Zarakolu, director of Belge Publishing House, a member of Turkish PEN and chair of Turkey’s Freedom to Publish Committee, is one of more than 40 activists who were detained in Istanbul on Friday, according to PEN and the International Publishers Association. The arrests are part of a crackdown against Kurdish political parties which has seen more than 1,800 supporters of the banned Koma Civakên Kurdistan party jailed since 2009. PEN said that if an appeal against the charges is unsuccessful, Zarakolu will be held through a trial process which is likely to last over a year.

Zarakolu founded Belge in 1977 and has tested publishing restrictions in Turkey ever since by releasing controversial books from Armenian, Greek and Kurdish authors in Turkish editions, including books documenting the Armenian genocide. His office was firebombed by a right-wing extremist group in 1995, said PEN, he was banned from leaving Turkey between 1971 and 1991 and he has been the subject of repeated charges, most recently being fined for releasing Mehmet Güler’s The KCK File/The Global State and Kurds Without a State in March 2011.

Bjørn Smith-Simonsen, chair of the International Publishers Association’s freedom to publish committee, said that Zarakolu “does not belong to prison, he deserves a Nobel prize”. Calling him “the pride of publishing” and “the limelight of freedom to publish in Turkey”, Smith-Simonsen demanded he be released immediately. “The trial is likely to begin in a year’s time only. Ragip Zarakolu’s health is not good. We fear that he will not stand his detention conditions in the terrible F-type (high security) prisons,” he said. The IPA is intending to meet the Permanent Representative of Turkey to the United Nations Office in Geneva as soon as possible to urge the Turkish government to release the publisher immediately.

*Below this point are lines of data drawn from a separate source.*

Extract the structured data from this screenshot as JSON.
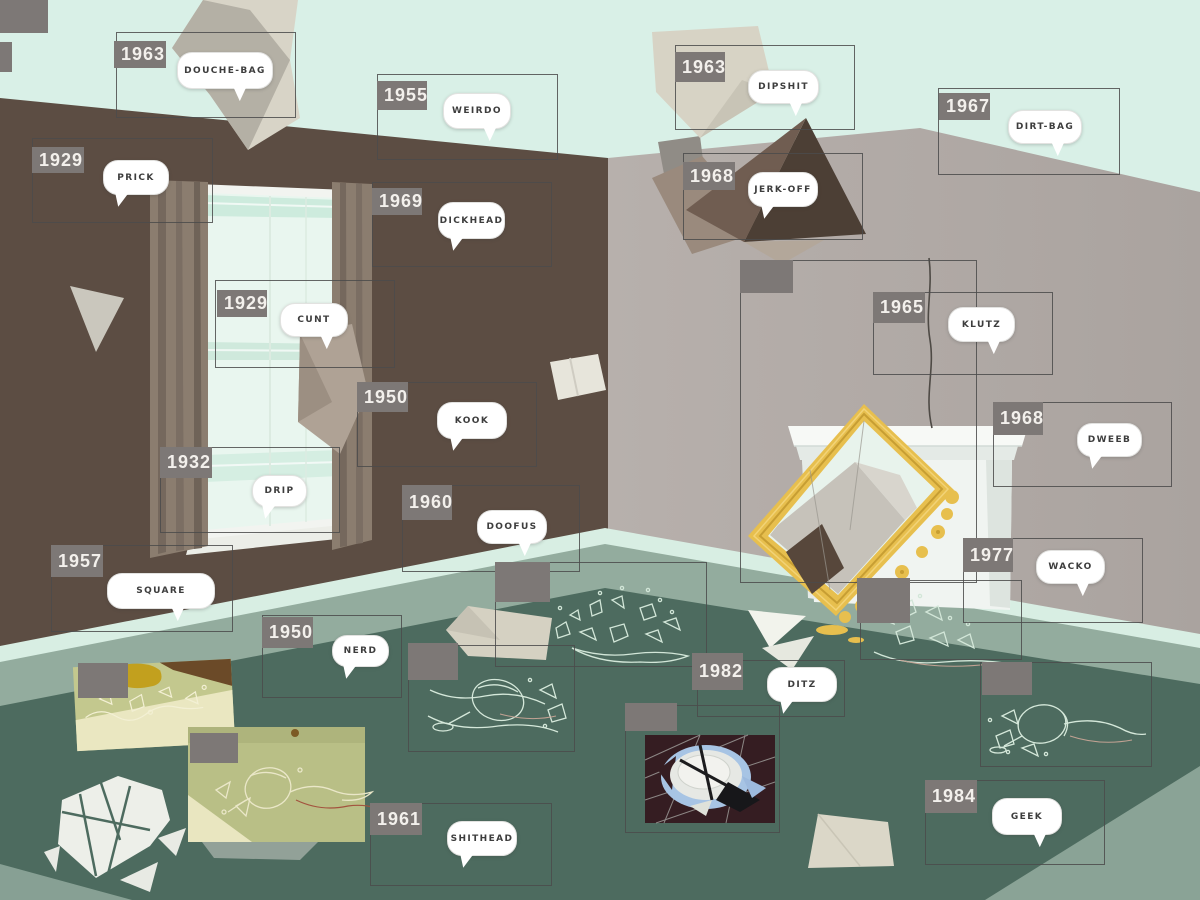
{
  "scene_title": "room interior with flying papers and broken objects, annotated with insult words by year",
  "palette": {
    "ceiling_mint": "#d9f0e7",
    "left_wall_brown": "#5c4d43",
    "right_wall_gray": "#b2aba7",
    "floor_green": "#4d6b5f",
    "baseboard_mint": "#d8eee3",
    "floor_sage": "#93ac9e",
    "tab_gray": "#7d7876",
    "box_outline": "#4b4b4b",
    "bubble_white": "#ffffff",
    "bubble_text": "#3d3d3d",
    "mirror_gold": "#e7bf4e",
    "glass_lineart": "#d2e6d8"
  },
  "hotspots": [
    {
      "year": "1963",
      "word": "DOUCHE-BAG",
      "box": [
        116,
        32,
        180,
        86
      ],
      "tab": [
        114,
        41,
        52,
        27
      ],
      "bubble": [
        177,
        52,
        94,
        35
      ],
      "tail": "r"
    },
    {
      "year": "1955",
      "word": "WEIRDO",
      "box": [
        377,
        74,
        181,
        86
      ],
      "tab": [
        377,
        81,
        50,
        29
      ],
      "bubble": [
        443,
        93,
        66,
        34
      ],
      "tail": "r"
    },
    {
      "year": "1963",
      "word": "DIPSHIT",
      "box": [
        675,
        45,
        180,
        85
      ],
      "tab": [
        675,
        52,
        50,
        30
      ],
      "bubble": [
        748,
        70,
        69,
        32
      ],
      "tail": "r"
    },
    {
      "year": "1967",
      "word": "DIRT-BAG",
      "box": [
        938,
        88,
        182,
        87
      ],
      "tab": [
        939,
        93,
        51,
        27
      ],
      "bubble": [
        1008,
        110,
        72,
        32
      ],
      "tail": "r"
    },
    {
      "year": "1929",
      "word": "PRICK",
      "box": [
        32,
        138,
        181,
        85
      ],
      "tab": [
        32,
        147,
        52,
        26
      ],
      "bubble": [
        103,
        160,
        64,
        33
      ],
      "tail": "l"
    },
    {
      "year": "1969",
      "word": "DICKHEAD",
      "box": [
        372,
        182,
        180,
        85
      ],
      "tab": [
        372,
        188,
        50,
        27
      ],
      "bubble": [
        438,
        202,
        65,
        35
      ],
      "tail": "l"
    },
    {
      "year": "1968",
      "word": "JERK-OFF",
      "box": [
        683,
        153,
        180,
        87
      ],
      "tab": [
        683,
        162,
        52,
        28
      ],
      "bubble": [
        748,
        172,
        68,
        33
      ],
      "tail": "l"
    },
    {
      "year": "1929",
      "word": "CUNT",
      "box": [
        215,
        280,
        180,
        88
      ],
      "tab": [
        217,
        290,
        50,
        27
      ],
      "bubble": [
        280,
        303,
        66,
        32
      ],
      "tail": "r"
    },
    {
      "year": "1965",
      "word": "KLUTZ",
      "box": [
        873,
        292,
        180,
        83
      ],
      "tab": [
        873,
        292,
        52,
        31
      ],
      "bubble": [
        948,
        307,
        65,
        33
      ],
      "tail": "r"
    },
    {
      "year": "1950",
      "word": "KOOK",
      "box": [
        357,
        382,
        180,
        85
      ],
      "tab": [
        357,
        382,
        51,
        30
      ],
      "bubble": [
        437,
        402,
        68,
        35
      ],
      "tail": "l"
    },
    {
      "year": "1968",
      "word": "DWEEB",
      "box": [
        993,
        402,
        179,
        85
      ],
      "tab": [
        993,
        402,
        50,
        33
      ],
      "bubble": [
        1077,
        423,
        63,
        32
      ],
      "tail": "l"
    },
    {
      "year": "1932",
      "word": "DRIP",
      "box": [
        160,
        447,
        180,
        86
      ],
      "tab": [
        160,
        447,
        52,
        31
      ],
      "bubble": [
        252,
        475,
        53,
        30
      ],
      "tail": "l"
    },
    {
      "year": "1960",
      "word": "DOOFUS",
      "box": [
        402,
        485,
        178,
        87
      ],
      "tab": [
        402,
        485,
        50,
        35
      ],
      "bubble": [
        477,
        510,
        68,
        32
      ],
      "tail": "r"
    },
    {
      "year": "1977",
      "word": "WACKO",
      "box": [
        963,
        538,
        180,
        85
      ],
      "tab": [
        963,
        538,
        50,
        34
      ],
      "bubble": [
        1036,
        550,
        67,
        32
      ],
      "tail": "r"
    },
    {
      "year": "1957",
      "word": "SQUARE",
      "box": [
        51,
        545,
        182,
        87
      ],
      "tab": [
        51,
        545,
        52,
        32
      ],
      "bubble": [
        107,
        573,
        106,
        34
      ],
      "tail": "r"
    },
    {
      "year": "1950",
      "word": "NERD",
      "box": [
        262,
        615,
        140,
        83
      ],
      "tab": [
        262,
        617,
        51,
        31
      ],
      "bubble": [
        332,
        635,
        55,
        30
      ],
      "tail": "l"
    },
    {
      "year": "1982",
      "word": "DITZ",
      "box": [
        697,
        660,
        148,
        57
      ],
      "tab": [
        692,
        653,
        51,
        37
      ],
      "bubble": [
        767,
        667,
        68,
        33
      ],
      "tail": "l"
    },
    {
      "year": "1961",
      "word": "SHITHEAD",
      "box": [
        370,
        803,
        182,
        83
      ],
      "tab": [
        370,
        803,
        52,
        32
      ],
      "bubble": [
        447,
        821,
        68,
        33
      ],
      "tail": "l"
    },
    {
      "year": "1984",
      "word": "GEEK",
      "box": [
        925,
        780,
        180,
        85
      ],
      "tab": [
        925,
        780,
        52,
        33
      ],
      "bubble": [
        992,
        798,
        68,
        35
      ],
      "tail": "r"
    }
  ],
  "unlabeled_hotspots": [
    {
      "box": [
        740,
        260,
        237,
        323
      ],
      "tab": [
        740,
        260,
        53,
        33
      ]
    },
    {
      "box": [
        495,
        562,
        212,
        105
      ],
      "tab": [
        495,
        562,
        55,
        40
      ]
    },
    {
      "box": [
        408,
        645,
        167,
        107
      ],
      "tab": [
        408,
        643,
        50,
        37
      ]
    },
    {
      "box": [
        625,
        705,
        155,
        128
      ],
      "tab": [
        625,
        703,
        52,
        28
      ]
    },
    {
      "box": [
        980,
        662,
        172,
        105
      ],
      "tab": [
        982,
        662,
        50,
        33
      ]
    },
    {
      "box": [
        860,
        580,
        162,
        80
      ],
      "tab": [
        857,
        578,
        53,
        45
      ]
    },
    {
      "tab": [
        78,
        663,
        50,
        35
      ]
    },
    {
      "tab": [
        190,
        733,
        48,
        30
      ]
    },
    {
      "tab": [
        0,
        0,
        48,
        33
      ]
    },
    {
      "tab": [
        0,
        42,
        12,
        30
      ]
    }
  ]
}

Smith-Simonsen was joined in his appeal by PEN America’s Freedom to Write director Larry Siems, who called Zarakolu “an internationally recognised defender of the right to write and publish freely”. “It is essential not to confuse the efforts of those who, like Ragip Zarakolu, have worked to bring down barriers of censorship in Turkey with those who press political agendas through violence,” said Siems. “We emphatically protest his arrest.”

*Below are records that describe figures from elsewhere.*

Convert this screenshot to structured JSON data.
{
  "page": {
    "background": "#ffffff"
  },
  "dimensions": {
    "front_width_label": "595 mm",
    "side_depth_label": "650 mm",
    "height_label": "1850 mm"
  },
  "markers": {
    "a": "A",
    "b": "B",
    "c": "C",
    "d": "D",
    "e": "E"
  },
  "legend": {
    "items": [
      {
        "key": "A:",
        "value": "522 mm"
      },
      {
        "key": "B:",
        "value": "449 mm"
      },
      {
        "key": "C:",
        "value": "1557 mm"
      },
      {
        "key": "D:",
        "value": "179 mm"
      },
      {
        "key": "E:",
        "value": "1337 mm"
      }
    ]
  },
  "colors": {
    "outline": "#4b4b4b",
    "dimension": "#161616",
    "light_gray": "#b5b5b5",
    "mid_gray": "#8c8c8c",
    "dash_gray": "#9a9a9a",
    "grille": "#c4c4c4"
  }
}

Poet and essayist Peter Balakian, whose memoir Black Dog of Fate: An American Son Uncovers His Armenian Past was published in Turkey by Belge, called the arrest “a blow to Turkey’s efforts to create a free and open society”. “Ragip Zarakolu has been honoured by almost every leading publishing organisation in the world for his courage, his patience, his intellectual rigour and his pursuit of genuine democracy,” said Balakian. “For over four decades Ragip and his late wife and son have been at the cutting edge of social change in Turkey, publishing books on subjects that the government has deemed taboo— especially subjects dealing with minority issues in Turkey and the histories of minority cultures.”

Zarakolu founded Belge with his wife Ayse Nur, who received the PEN/Barbara Goldsmith Freedom to Write Award in 1997, dying in 2002. Goldsmith, a writer and historian, said that “if Zarakolu is not given his freedom, then all of us give up our freedom to write. If Zarakolu is not free, then none of us are free.”